The Last Straw 24/05/09

Everything is chaos. Everything is Pachamama. 4am is Pachamama – just about closing time on Saturday night. 11am is Pachamama when the cleaning lady is there and my suocera is putting away the groceries they got (my suoceri do the shopping for us, saving us from getting up early in the morning, an enormous help). 3pm siesta time is Pachamama when we’d like to be relaxing on the beach maybe but some tecnico or other is coming to fix something that doesn’t work properly (the dishwasher, the ice machine, the cooker, the freezer – every other day something breaks down …). 9.00am is Pachamama because we are woken by the scooters roaring past below and the church bells ring out their demented melody. After only five hours sleep our brains automatically switch on to Pachamama and to the chores we have to do today to make it work tonight. Am I going mad? It seems like it.

Nice people came in to sample our food this weekend. An Italian Swedish girl with her Icelandic boyfriend on holidays at her parents’ place. They ate quickly and then we offered them a limoncello at the bar. They thought all was lovely. In fact the terrace is lovely, nice lighting, though you can hardly read the menu. It looks like somewhere from the Aeolian Isalands or Greece, with its white-washed walls and stone sculptures courtesy of mi marito’s artistic husband.
A nice crowd of Messina University students came in. I heard them speaking Spanish and it turned out they were all doing PhDs in Spanish history and had a Spanish friend over visiting. She is from Cordoba and said her boyfriend was trying to convince her to move over here, but she didn’t think it would be a good move. ‘Something is missing here,’ she said, when we spoke about the night life. There is a saying she said, that goes in Italy you eat well, but in Spain you party better. I have always thought that. The Italians haven’t quite got the spontaneity and unselfconsciousness that the Spanish have; they are too worried about looking good and the important bella figura to let themselves go. The nightlife here, as I observe from my key position behind the till at weekends, consists of driving around to see where there is anything on, finding a good parking space and then finding a good position from where to watch the other people doing the same as you. This may or may not involve going into a bar to get a drink. A lot of people are quite happy to take up position on the pavement outside and watch the other people posing by in the spindly heels and uniform black and white.

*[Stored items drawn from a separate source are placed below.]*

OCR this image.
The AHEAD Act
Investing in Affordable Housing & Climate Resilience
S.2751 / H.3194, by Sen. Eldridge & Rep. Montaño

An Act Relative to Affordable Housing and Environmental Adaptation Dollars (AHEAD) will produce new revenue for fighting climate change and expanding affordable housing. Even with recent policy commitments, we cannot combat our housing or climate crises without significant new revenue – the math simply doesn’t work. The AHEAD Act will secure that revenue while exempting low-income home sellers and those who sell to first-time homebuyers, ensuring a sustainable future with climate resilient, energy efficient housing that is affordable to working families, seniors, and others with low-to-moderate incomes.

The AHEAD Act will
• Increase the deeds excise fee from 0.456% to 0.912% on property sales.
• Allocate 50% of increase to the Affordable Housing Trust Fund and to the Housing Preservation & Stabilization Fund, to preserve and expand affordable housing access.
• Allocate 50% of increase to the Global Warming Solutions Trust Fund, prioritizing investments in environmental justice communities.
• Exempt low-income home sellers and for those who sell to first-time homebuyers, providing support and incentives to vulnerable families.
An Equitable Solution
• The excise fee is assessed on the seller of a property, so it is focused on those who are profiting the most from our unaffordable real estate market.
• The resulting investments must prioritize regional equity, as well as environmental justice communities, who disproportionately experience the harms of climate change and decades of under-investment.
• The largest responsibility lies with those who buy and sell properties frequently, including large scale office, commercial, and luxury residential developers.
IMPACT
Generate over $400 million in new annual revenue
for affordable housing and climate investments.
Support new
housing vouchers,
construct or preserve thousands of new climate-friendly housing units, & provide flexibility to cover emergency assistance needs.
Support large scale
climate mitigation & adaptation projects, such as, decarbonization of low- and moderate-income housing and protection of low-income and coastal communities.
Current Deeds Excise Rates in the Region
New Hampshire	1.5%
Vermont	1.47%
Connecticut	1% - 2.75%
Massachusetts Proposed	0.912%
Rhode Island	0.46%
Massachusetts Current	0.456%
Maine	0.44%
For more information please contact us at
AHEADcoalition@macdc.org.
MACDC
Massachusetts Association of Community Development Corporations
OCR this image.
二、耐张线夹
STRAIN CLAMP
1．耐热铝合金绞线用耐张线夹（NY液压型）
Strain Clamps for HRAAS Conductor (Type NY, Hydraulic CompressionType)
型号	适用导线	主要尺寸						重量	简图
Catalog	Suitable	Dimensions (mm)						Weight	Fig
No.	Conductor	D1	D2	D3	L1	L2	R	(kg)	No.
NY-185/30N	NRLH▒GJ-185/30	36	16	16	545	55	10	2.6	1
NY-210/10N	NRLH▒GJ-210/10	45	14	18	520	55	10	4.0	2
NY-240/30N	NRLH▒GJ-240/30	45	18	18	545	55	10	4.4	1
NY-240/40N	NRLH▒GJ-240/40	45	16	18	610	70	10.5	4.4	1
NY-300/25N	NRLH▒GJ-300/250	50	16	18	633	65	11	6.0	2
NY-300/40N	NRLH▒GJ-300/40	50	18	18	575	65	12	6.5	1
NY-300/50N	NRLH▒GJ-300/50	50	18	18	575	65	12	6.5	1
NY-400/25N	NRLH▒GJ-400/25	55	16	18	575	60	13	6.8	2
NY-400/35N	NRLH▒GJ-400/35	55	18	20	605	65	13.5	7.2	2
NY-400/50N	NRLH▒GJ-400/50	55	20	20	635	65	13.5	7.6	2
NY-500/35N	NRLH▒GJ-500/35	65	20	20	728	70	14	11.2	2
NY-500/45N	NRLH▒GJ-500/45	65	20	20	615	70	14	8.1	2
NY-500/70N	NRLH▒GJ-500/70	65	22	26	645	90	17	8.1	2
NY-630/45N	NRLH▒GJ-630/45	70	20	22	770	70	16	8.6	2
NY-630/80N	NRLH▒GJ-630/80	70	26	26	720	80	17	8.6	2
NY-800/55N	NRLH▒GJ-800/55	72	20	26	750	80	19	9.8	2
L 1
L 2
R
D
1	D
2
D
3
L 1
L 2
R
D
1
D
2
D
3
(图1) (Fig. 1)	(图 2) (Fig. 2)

It was great to see these more cultured people coming in, but the music was so loud it was hard to hear them. So we had another little scene at the bar, with mi marito insisting on the house music and egged on by il barman. But I turned it down slightly anyway. We are not some hick disco with loud music just for the sake of it.
Meanwhile, il barman and il cameriere are busy drinking shots at the bar, despite our warning that there was to be no drinking. I watch and sense now is not a good time to say anything. ‘Uno due tre’ and down goes the shot. I just don’t like the whole alcohol element even though that is where a lot of the money comes from. We are still having to build up the ‘magazzino’ and owe the food suppliers a lot of money. I would slow down a bit and stop the specials my husband insists on having on the menu, people are so bowled over by the menu they can’t take in specials, and outside they were squinting at it anyway in the dark and could hardly read it.

The customers come in for drinks from about 11.30 onwards and the restaurant side of things calms down. We have table service for drinks too, which is not a good idea in my opinion because it is harder to make sure they don’t leave without paying, and also they really try it on (and there is no service charge – apparently it would offend the customers and they would just go elsewhere. But are we sure there is no table service charge elsewhere?). For example, one table of six outside on the terrace took ages to decide what they wanted, adding on different things to their cocktails and generally trying to make them as alcoholic as possible (the cocktails are already three times as strong here as they are at home and half the price). They had no sooner got their drinks delivered to them than one of them called me over and said his was too weak and that he wanted another shot in it, and he asked for another straw. Well, il barman assured me it was very strong already, but added more gin to it and blended it again and I had no sooner brought it back up than a girl at the table asked me for another straw. I looked at her and laughed as if to say, you can forget it and don’t try it on with me, and mi marito jumped on in. ‘Don’t treat the customers like that!’ he hissed! I smiled sweetly. ‘My husband will just get you your straw.’